Today was a typical shopping experience other than the amusement park across the road was actually open so we thought it might be fun to check it out,  unfortunately the weather was not very accommodating and also was aimed at younger children so Zee decided within the first 30 seconds he was bored.  For some reason he has taken to wearing thongs, partly I think because he is so tall he just cant be bothered stretching all the way to his toes.  Anyway within the first five minutes his toes were blue so now he was cold and bored.  Just have to note that this child was also going to leave home without jacket. We stayed long enough to have a few quick rides but as it was starting to rain and I was needing a bathroom stop we ventured into Costco’s.

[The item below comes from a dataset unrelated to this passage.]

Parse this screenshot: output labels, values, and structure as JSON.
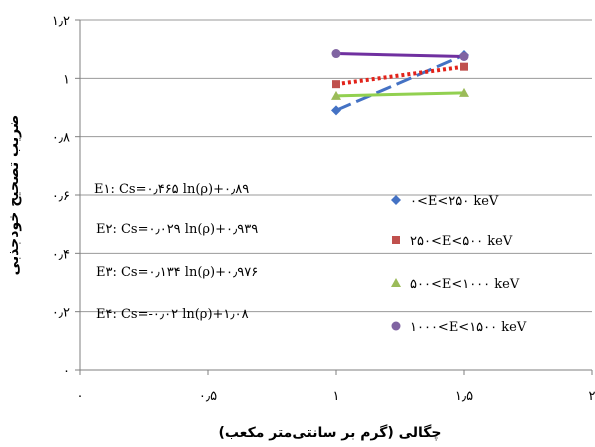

The agreement was food first, shopping after; the pizza slices are cheap and huge and unlimited refills of drink.

Once in we grabbed the last remaining trolley and Grumpy One headed for the audio-visual equipment.  I needed the loo so excused myself and rushed off. On my speedy return I arrived to find Grumpy One and Zee in some kind of argument that neither were willing to discuss (thankfully friend has known us for years and is considered part of the family otherwise might never come back).  Grumpy One continued on his way when I gently reminded him that we were going to get food first (it was now 1.00). ” Fine” he says and turns around swiftly almost taking a television with him.  We arrive at the very crowded food hall and I scan for an empty table.  Grabbing it as quickly as I could I sat down only to find husband trying to deal with trolley and child and not being able to manoeuver his way around another womans trolley. By this time Grumpy One had reached his limit and no matter what I tried there was no bringing him back.  We ate in silence, did a quick scan around the store, think there was momentary happiness at incredibly cheap Parathas and then we were bundled into the car heading south towards Chadstone. I think the only words spoken were “we are never coming again with the kids or on a weekend”.

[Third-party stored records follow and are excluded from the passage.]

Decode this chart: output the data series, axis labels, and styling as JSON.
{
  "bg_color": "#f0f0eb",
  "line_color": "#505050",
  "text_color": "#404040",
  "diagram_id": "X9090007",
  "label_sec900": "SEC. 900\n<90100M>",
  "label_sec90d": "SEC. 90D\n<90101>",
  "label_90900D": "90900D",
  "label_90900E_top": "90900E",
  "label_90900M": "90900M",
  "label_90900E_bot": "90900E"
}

We always end family outings with this quote and of course never do it.  So why do we keep punishing ourselves? Why do we keep banging our head against the wall and stressing ourselves out?

There are obvious reasons for going out as a family. Since we have moved it takes us longer to get anywhere and I don’t like the idea of Zee being home too long by himself.  A short time is fine but not all day, secondly we do not have relatives close by or know our neighbours well enough to babysit the Munchkin and I am not comfortable leaving the two of them home together in fear that only one will be standing when we return.  The biggest reason though is that I still cling to the hope that one day we will magically be able to connect as a family and manage family outings without the moans, the arguments and the stress.

There is a bright side today though, in my endeavours to remember that I always have a choice and am not a victim I managed to hold it together fairly well.  I didn’t feel like I was about to have a heart attack.  Do I have heartburn? yes and will probably for a day or so but I did remember to breath.  I also tried to take as many photos as I could on my phone as we rapidly speed through the city so at least I had a chance to play.  Maybe I will never have the family life I wanted and dreamed of, perhaps my expectations are too high but I am trying to remember to see the light in everything and have fun.  Life’s too short as they say.

I don’t know I’m just a beginner really what do you think?